Devs is a science fiction series that’s streaming on the Hulu service. You have to pay for Hulu, but they usually have a free trial for new subscribers. If you have the right kind of Spotify account, Hulu is free.

The people who made Devs have done a brilliant job. The scripts are intelligent, the actors are talented. One thing that sets it apart is that it’s visually stunning. It’s a TV show that looks better than most big-budget movies. One reason it’s so good is that it’s written and directed by Alex Garland, the filmmaker hugely responsible for 28 Days Later, Ex Machina and Annihilation.

Another thing that sets Devs apart is that it concerns the nature of reality. Is the universe deterministic? What is the correct interpretation of quantum mechanics? Are there multiple worlds?

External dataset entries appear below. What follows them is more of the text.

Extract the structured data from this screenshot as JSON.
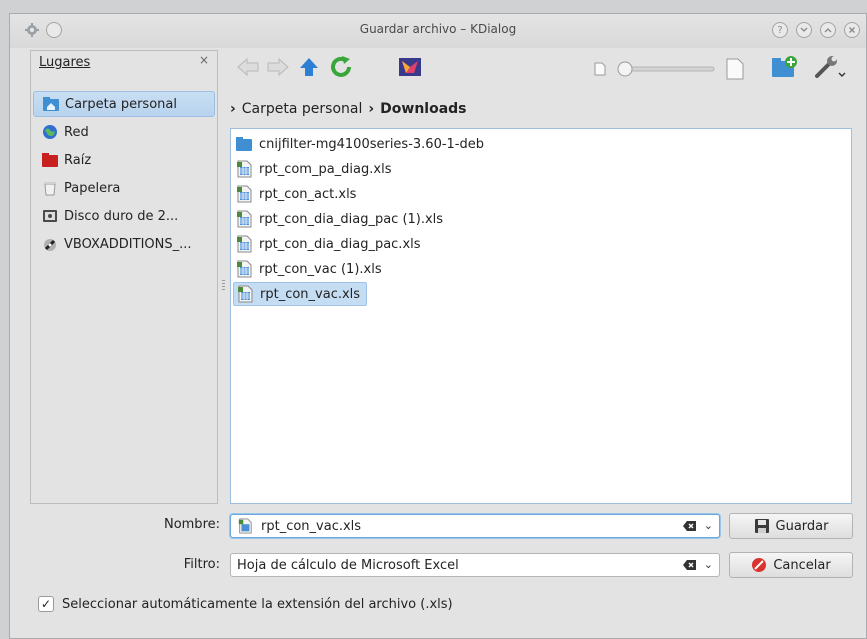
{
  "window": {
    "title": "Guardar archivo – KDialog"
  },
  "places": {
    "title": "Lugares",
    "items": [
      {
        "label": "Carpeta personal",
        "icon": "home-folder-icon",
        "selected": true
      },
      {
        "label": "Red",
        "icon": "network-globe-icon"
      },
      {
        "label": "Raíz",
        "icon": "root-folder-icon"
      },
      {
        "label": "Papelera",
        "icon": "trash-icon"
      },
      {
        "label": "Disco duro de 2...",
        "icon": "hard-disk-icon"
      },
      {
        "label": "VBOXADDITIONS_...",
        "icon": "optical-disc-icon"
      }
    ]
  },
  "breadcrumb": {
    "parent": "Carpeta personal",
    "current": "Downloads"
  },
  "files": [
    {
      "name": "cnijfilter-mg4100series-3.60-1-deb",
      "type": "folder"
    },
    {
      "name": "rpt_com_pa_diag.xls",
      "type": "spreadsheet"
    },
    {
      "name": "rpt_con_act.xls",
      "type": "spreadsheet"
    },
    {
      "name": "rpt_con_dia_diag_pac (1).xls",
      "type": "spreadsheet"
    },
    {
      "name": "rpt_con_dia_diag_pac.xls",
      "type": "spreadsheet"
    },
    {
      "name": "rpt_con_vac (1).xls",
      "type": "spreadsheet"
    },
    {
      "name": "rpt_con_vac.xls",
      "type": "spreadsheet",
      "selected": true
    }
  ],
  "form": {
    "name_label": "Nombre:",
    "name_value": "rpt_con_vac.xls",
    "filter_label": "Filtro:",
    "filter_value": "Hoja de cálculo de Microsoft Excel",
    "save_label": "Guardar",
    "cancel_label": "Cancelar",
    "auto_ext_label": "Seleccionar automáticamente la extensión del archivo (.xls)",
    "auto_ext_checked": true
  },
  "zoom": {
    "level": 0.0
  }
}
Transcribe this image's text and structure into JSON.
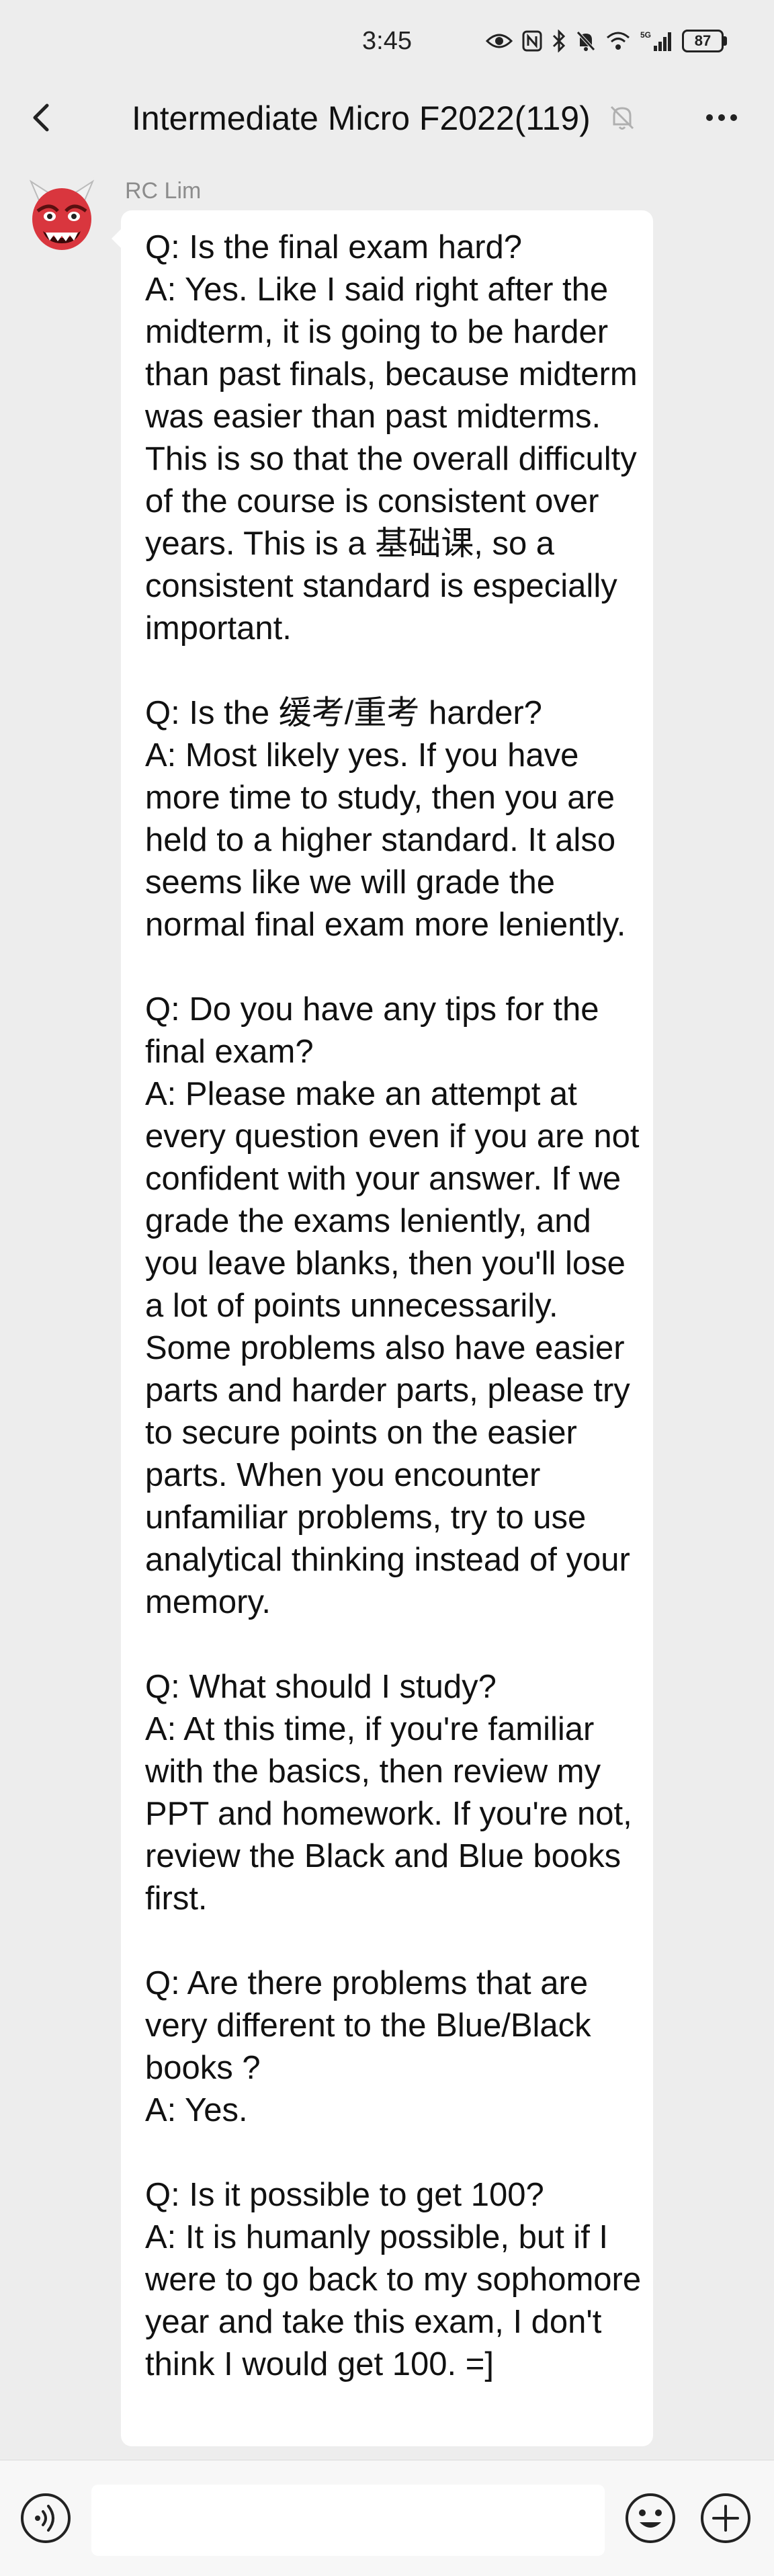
{
  "status_bar": {
    "time": "3:45",
    "battery": "87",
    "network": "5G"
  },
  "nav": {
    "title": "Intermediate Micro F2022(119)",
    "back_icon": "chevron-left-icon",
    "mute_icon": "bell-muted-icon",
    "more_icon": "more-dots-icon"
  },
  "message": {
    "sender": "RC Lim",
    "avatar_icon": "red-ogre-emoji",
    "qa": [
      {
        "q": "Q: Is the final exam hard?",
        "a": "A: Yes. Like I said right after the midterm, it is going to be harder than past finals, because midterm was easier than past midterms. This is so that the overall difficulty of the course is consistent over years. This is a 基础课, so a consistent standard is especially important."
      },
      {
        "q": "Q: Is the 缓考/重考 harder?",
        "a": "A: Most likely yes. If you have more time to study, then you are held to a higher standard. It also seems like we will grade the normal final exam more leniently."
      },
      {
        "q": "Q: Do you have any tips for the final exam?",
        "a": "A: Please make an attempt at every question even if you are not confident with your answer. If we grade the exams leniently, and you leave blanks, then you'll lose a lot of points unnecessarily. Some problems also have easier parts and harder parts, please try to secure points on the easier parts. When you encounter unfamiliar problems, try to use analytical thinking instead of your memory."
      },
      {
        "q": "Q: What should I study?",
        "a": "A: At this time, if you're familiar with the basics, then review my PPT and homework. If you're not, review the Black and Blue books first."
      },
      {
        "q": "Q: Are there problems that are very different to the Blue/Black books ?",
        "a": "A: Yes."
      },
      {
        "q": "Q: Is it possible to get 100?",
        "a": "A: It is humanly possible, but if I were to go back to my sophomore year and take this exam, I don't think I would get 100. =]"
      }
    ]
  },
  "input_bar": {
    "placeholder": "",
    "voice_icon": "voice-icon",
    "emoji_icon": "emoji-icon",
    "add_icon": "plus-icon"
  },
  "colors": {
    "background": "#ededed",
    "bubble": "#ffffff",
    "sender_name": "#8c8c8c",
    "avatar_red": "#d9363e"
  }
}
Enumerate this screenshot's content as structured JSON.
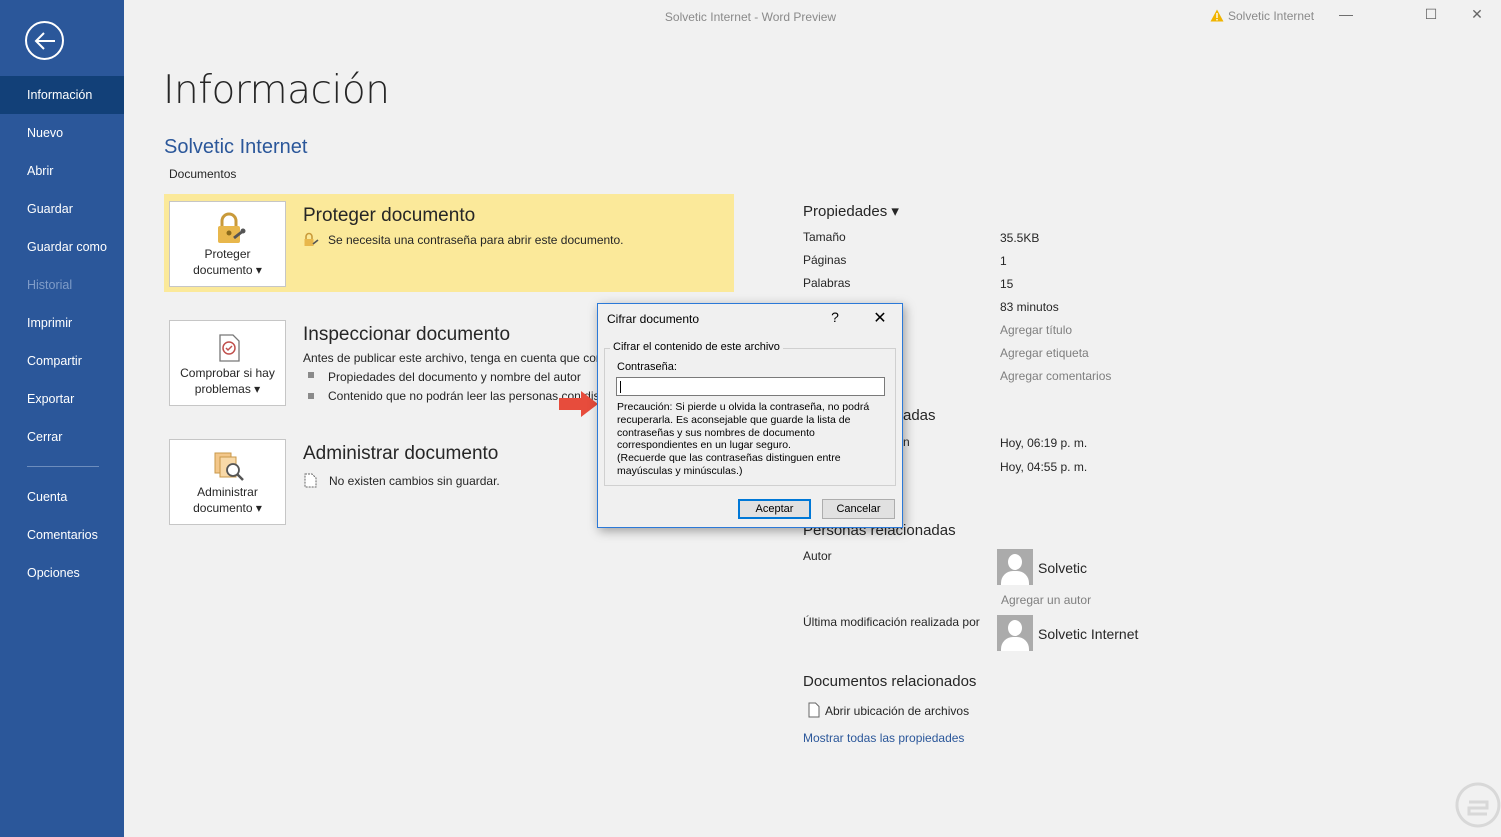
{
  "window": {
    "title": "Solvetic Internet  -  Word Preview",
    "user": "Solvetic Internet",
    "minimize": "—",
    "maximize": "☐",
    "close": "✕"
  },
  "sidebar": {
    "items": [
      {
        "label": "Información",
        "state": "active"
      },
      {
        "label": "Nuevo"
      },
      {
        "label": "Abrir"
      },
      {
        "label": "Guardar"
      },
      {
        "label": "Guardar como"
      },
      {
        "label": "Historial",
        "state": "disabled"
      },
      {
        "label": "Imprimir"
      },
      {
        "label": "Compartir"
      },
      {
        "label": "Exportar"
      },
      {
        "label": "Cerrar"
      },
      {
        "label": "Cuenta"
      },
      {
        "label": "Comentarios"
      },
      {
        "label": "Opciones"
      }
    ]
  },
  "main": {
    "title": "Información",
    "doc_name": "Solvetic Internet",
    "doc_path": "Documentos",
    "protect": {
      "button_line1": "Proteger",
      "button_line2": "documento ▾",
      "title": "Proteger documento",
      "text": "Se necesita una contraseña para abrir este documento."
    },
    "inspect": {
      "button_line1": "Comprobar si hay",
      "button_line2": "problemas ▾",
      "title": "Inspeccionar documento",
      "text": "Antes de publicar este archivo, tenga en cuenta que con",
      "bullets": [
        "Propiedades del documento y nombre del autor",
        "Contenido que no podrán leer las personas con dis"
      ]
    },
    "manage": {
      "button_line1": "Administrar",
      "button_line2": "documento ▾",
      "title": "Administrar documento",
      "text": "No existen cambios sin guardar."
    }
  },
  "properties": {
    "heading": "Propiedades ▾",
    "rows": [
      {
        "label": "Tamaño",
        "value": "35.5KB"
      },
      {
        "label": "Páginas",
        "value": "1"
      },
      {
        "label": "Palabras",
        "value": "15"
      },
      {
        "label": "",
        "value": "83 minutos"
      },
      {
        "label": "",
        "value": "Agregar título"
      },
      {
        "label": "",
        "value": "Agregar etiqueta"
      },
      {
        "label": "",
        "value": "Agregar comentarios"
      }
    ],
    "dates_heading": "adas",
    "dates": [
      {
        "label": "n",
        "value": "Hoy, 06:19 p. m."
      },
      {
        "label": "",
        "value": "Hoy, 04:55 p. m."
      }
    ],
    "people_heading": "Personas relacionadas",
    "author_label": "Autor",
    "author_name": "Solvetic",
    "add_author": "Agregar un autor",
    "modified_label": "Última modificación realizada por",
    "modified_name": "Solvetic Internet",
    "related_heading": "Documentos relacionados",
    "open_location": "Abrir ubicación de archivos",
    "show_all": "Mostrar todas las propiedades"
  },
  "dialog": {
    "title": "Cifrar documento",
    "help": "?",
    "close": "✕",
    "group_legend": "Cifrar el contenido de este archivo",
    "password_label": "Contraseña:",
    "password_value": "",
    "warning": "Precaución: Si pierde u olvida la contraseña, no podrá recuperarla. Es aconsejable que guarde la lista de contraseñas y sus nombres de documento correspondientes en un lugar seguro.\n(Recuerde que las contraseñas distinguen entre mayúsculas y minúsculas.)",
    "ok": "Aceptar",
    "cancel": "Cancelar"
  },
  "colors": {
    "sidebar": "#2b579a",
    "sidebar_active": "#124078",
    "protect_bg": "#fbe99a",
    "accent_text": "#2b579a",
    "annotation_arrow": "#e74c3c"
  }
}
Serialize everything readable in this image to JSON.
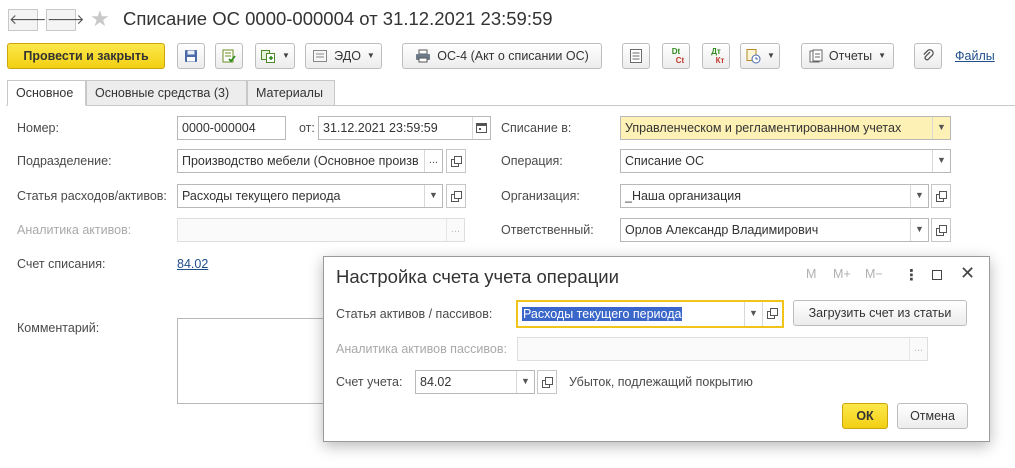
{
  "window": {
    "title": "Списание ОС 0000-000004 от 31.12.2021 23:59:59",
    "back_glyph": "🡐",
    "forward_glyph": "🡒"
  },
  "toolbar": {
    "post_close_label": "Провести и закрыть",
    "edo_label": "ЭДО",
    "print_label": "ОС-4 (Акт о списании ОС)",
    "dtkt_top": "Dt",
    "dtkt_bottom": "Ct",
    "dtkt2_top": "Дт",
    "dtkt2_bottom": "Кт",
    "reports_label": "Отчеты",
    "files_label": "Файлы"
  },
  "tabs": [
    {
      "label": "Основное",
      "active": true
    },
    {
      "label": "Основные средства (3)",
      "active": false
    },
    {
      "label": "Материалы",
      "active": false
    }
  ],
  "form": {
    "number_label": "Номер:",
    "number_value": "0000-000004",
    "from_label": "от:",
    "date_value": "31.12.2021 23:59:59",
    "writeoff_in_label": "Списание в:",
    "writeoff_in_value": "Управленческом и регламентированном учетах",
    "division_label": "Подразделение:",
    "division_value": "Производство мебели (Основное произв",
    "operation_label": "Операция:",
    "operation_value": "Списание ОС",
    "expense_item_label": "Статья расходов/активов:",
    "expense_item_value": "Расходы текущего периода",
    "organization_label": "Организация:",
    "organization_value": "_Наша организация",
    "asset_analytics_label": "Аналитика активов:",
    "responsible_label": "Ответственный:",
    "responsible_value": "Орлов Александр Владимирович",
    "writeoff_account_label": "Счет списания:",
    "writeoff_account_value": "84.02",
    "comment_label": "Комментарий:",
    "ellipsis": "..."
  },
  "dialog": {
    "title": "Настройка счета учета операции",
    "m_label": "M",
    "mplus_label": "M+",
    "mminus_label": "M−",
    "more_glyph": "⋮",
    "item_label": "Статья активов / пассивов:",
    "item_value": "Расходы текущего периода",
    "load_button": "Загрузить счет из статьи",
    "analytics_label": "Аналитика активов пассивов:",
    "account_label": "Счет учета:",
    "account_value": "84.02",
    "account_description": "Убыток, подлежащий покрытию",
    "ok_label": "ОК",
    "cancel_label": "Отмена",
    "ellipsis": "..."
  }
}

Do you and I have free will? Should we be held morally responsible for our decisions if we couldn’t have chosen otherwise?

I haven’t finished the series yet. Maybe when it’s over, my opinion will have changed. I think Aristotle said we should judge a work of art as a whole.

What motivated me to write this post, however, was that one of the characters, Lily Chan, is now faced with what might turn out to be a truly momentous decision, possibly the biggest decision anyone has ever made. (A determinist would say I had no choice — the history of the universe made me start writing.) It isn’t giving much away about the show to say that Lily has been told she will be at a certain place later tonight and, assuming she is, things are going to go terribly wrong. She and her friend both think it’s crazy to think anybody could reliably predict such a thing, but at the same time she wants to make sure the prediction doesn’t come true. How should she make sure of that?

Here are two options:

(a) She and her friend, who are in the beautiful city of San Francisco, should get some cash, turn off their phones and start driving. They should drive as far away as possible from the place she’s predicted to be later tonight. They should definitely not stay in San Francisco, since it’s only a few miles from where the big, bad event is supposed to happen. Come on, Lily! Run away!

(b) Lily and her friend should stay in her apartment in San Francisco, but not go outside. That should be good enough.

If you were in her situation and you wanted to prove the prediction wrong, which option would you choose? Would you choose (a) or (b) to make sure the very, very bad thing didn’t happen?

This is a TV show. Which option does she choose?

I think we all know the answers to these questions.